The British Decide If They Are Still a Breed Apart

November 10, 1991|By RICHARD O'MARA | RICHARD O'MARA,Richard O'Mara is The Sun's London correspondent.

LONDON — London. -- Who are the British? What do they want? Are they Europeans committed to a destiny shared with the other states on the ancient continent? Or are they something else -- Atlanticists, a people with one hand extended across the English Channel, the other groping westward across the ocean in solidarity with the English-speaking democracies?

Or are they, as their greatest poet described them, a special breed apart, a people living in "This little world," content with their separateness?

These questions are not entirely fanciful. In the last 35 years they have returned again and again to trouble the British soul. They are answered by successive governments, even by the people themselves in referendum, but still they remain unresolved. Now they are back again.

What do the British want?

There is a bright Spanish diplomat in this town who suspects that Britain is in search of itself during this new period of indecision. "They can't seem to find their identity," he said.

This is a lot to say of the people who more than any other in the world always seemed to know who they were, the people who made the ostentatious assertion of self confidence a key element of their personal style.

Now the power to order events in the world is greatly diminished. Britain is reduced, having been drained by two global wars, a world depression, and too many years living beyond its means.

"If they do not choose correctly they are going to be alone, isolated," said the Spanish diplomat. Spain has an ongoing dispute with Britain, over possession of Gibraltar.
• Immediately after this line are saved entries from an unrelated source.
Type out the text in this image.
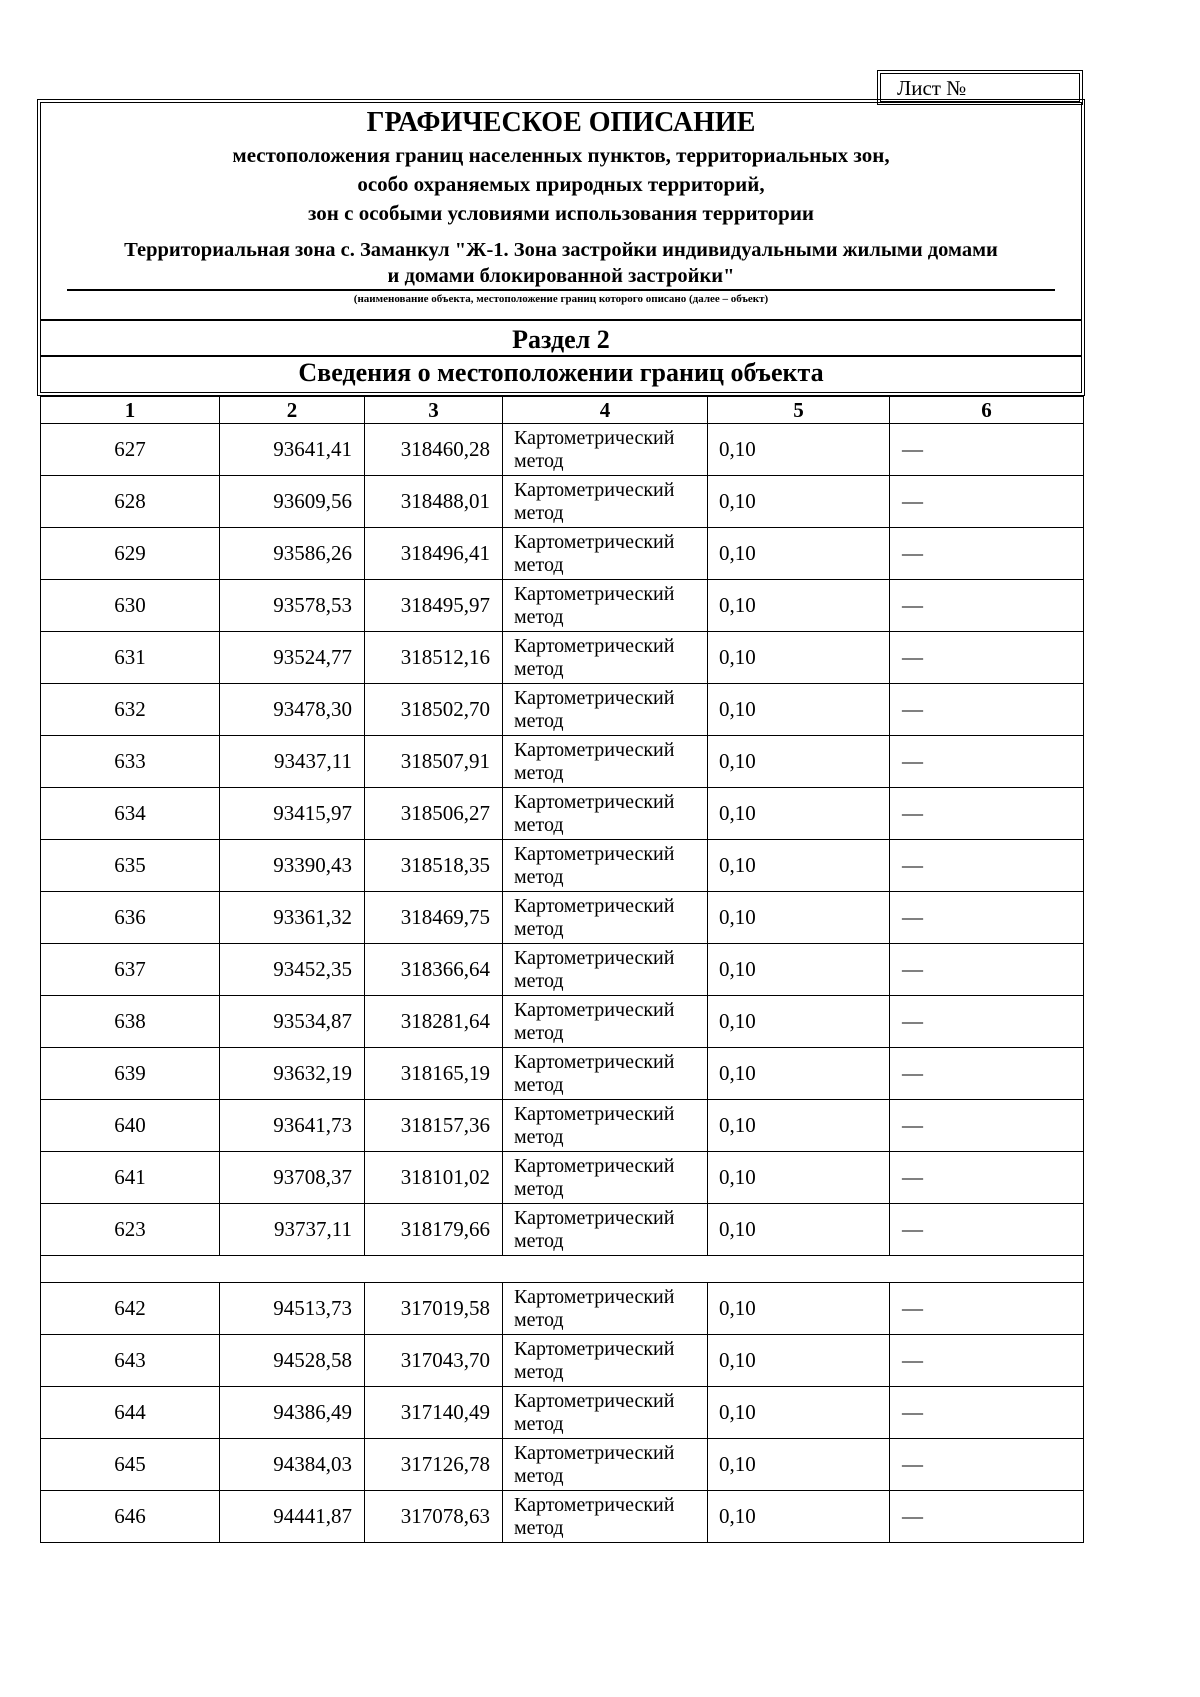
Лист №
ГРАФИЧЕСКОЕ ОПИСАНИЕ
местоположения границ населенных пунктов, территориальных зон,
особо охраняемых природных территорий,
зон с особыми условиями использования территории
Территориальная зона с. Заманкул "Ж-1. Зона застройки индивидуальными жилыми домами
и домами блокированной застройки"
(наименование объекта, местоположение границ которого описано (далее – объект)
Раздел 2
Сведения о местоположении границ объекта
1	2	3	4	5	6
627	93641,41	318460,28	Картометрический метод	0,10	—
628	93609,56	318488,01	Картометрический метод	0,10	—
629	93586,26	318496,41	Картометрический метод	0,10	—
630	93578,53	318495,97	Картометрический метод	0,10	—
631	93524,77	318512,16	Картометрический метод	0,10	—
632	93478,30	318502,70	Картометрический метод	0,10	—
633	93437,11	318507,91	Картометрический метод	0,10	—
634	93415,97	318506,27	Картометрический метод	0,10	—
635	93390,43	318518,35	Картометрический метод	0,10	—
636	93361,32	318469,75	Картометрический метод	0,10	—
637	93452,35	318366,64	Картометрический метод	0,10	—
638	93534,87	318281,64	Картометрический метод	0,10	—
639	93632,19	318165,19	Картометрический метод	0,10	—
640	93641,73	318157,36	Картометрический метод	0,10	—
641	93708,37	318101,02	Картометрический метод	0,10	—
623	93737,11	318179,66	Картометрический метод	0,10	—

642	94513,73	317019,58	Картометрический метод	0,10	—
643	94528,58	317043,70	Картометрический метод	0,10	—
644	94386,49	317140,49	Картометрический метод	0,10	—
645	94384,03	317126,78	Картометрический метод	0,10	—
646	94441,87	317078,63	Картометрический метод	0,10	—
But there was no trace of a gloat in his comment, only a kind of sadness.

Spaniards endured over three decades of isolation from the rest of Europe during the years Francisco Franco held sway. They know how that can stifle a country economically and socially.

The questions above are valid today because next month Britain must again choose the path to its future. On December 10, at Maastricht, a small and ancient town on Holland's Meuse River, Britain's Prime Minister John Major will be presented with two treaties crafted to move the 12 members of the European Community closer together economically and politically.

Mr. Major must accept them or reject them.

On every side, as the date approaches, even the stiffest lips are quivering. Here and there they are snarling in determined resistance. Almost nowhere are they confidently smiling. Maastricht might be Britain's greatest test since the end of World War II.

Since the end of the Conservative Party conference October 11 in Blackpool, the British government has been in almost perpetual conflict with its European partners over a whole range of issues which will be contained in the Maastricht treaties. In almost every instance Britain is alone or in the minority.

Here are some of the issues: the speed of monetary union and acceptance of a single currency; a proposal to allow all community members a say in the foreign policy decisions of member states (on Northern Ireland, say); immigration law (who gets into Britain; who can be kept out); employment practices and social policy (length of the work week, protection of women against sexual harassment in the workplace); defense (NATO vs. a new specifically European force, as urged by France and Germany); the enhanced authority of the European Parliament, and the environment (does Brussels or London set environmental standards for Britain?).

Every one of these implies a transfer of authority from the member states to the center. There has not been such a concentration of power in Europe since the Treaty of Rome launched the EC in 1957. It is understandable why there would be some hesitation.

* For Margaret Thatcher it was all too much. It still is. She is the

leading opponent in Britain to the Maastricht treaties. She remains very much a presence in British politics despite her removal from the premiership last November by a Tory party worried that her policy toward Europe was coming to resemble that of Queen Boadicea, who in the first century AD resisted the Roman penetration of Britain with fire and sword.

The word that sets Mrs. Thatcher alight, and others of like mind, is "federal." The idea of Britain being a part of a federal Europe is as distasteful to her as eating snails.

And in truth, were all these proposals listed above to be carried out, Europe would be a large super-state, or at least something close to it.

John Major came into office last year with the honey of conciliation on his tongue and a promise to take Britain to the center of Europe. Everybody on the continent breathed easier when Mrs. Thatcher left office. For though many European leaders shared some of her reservations over what lay ahead, and were even pleased that her criticisms constantly made the community re-examine its purposes, most were signed on.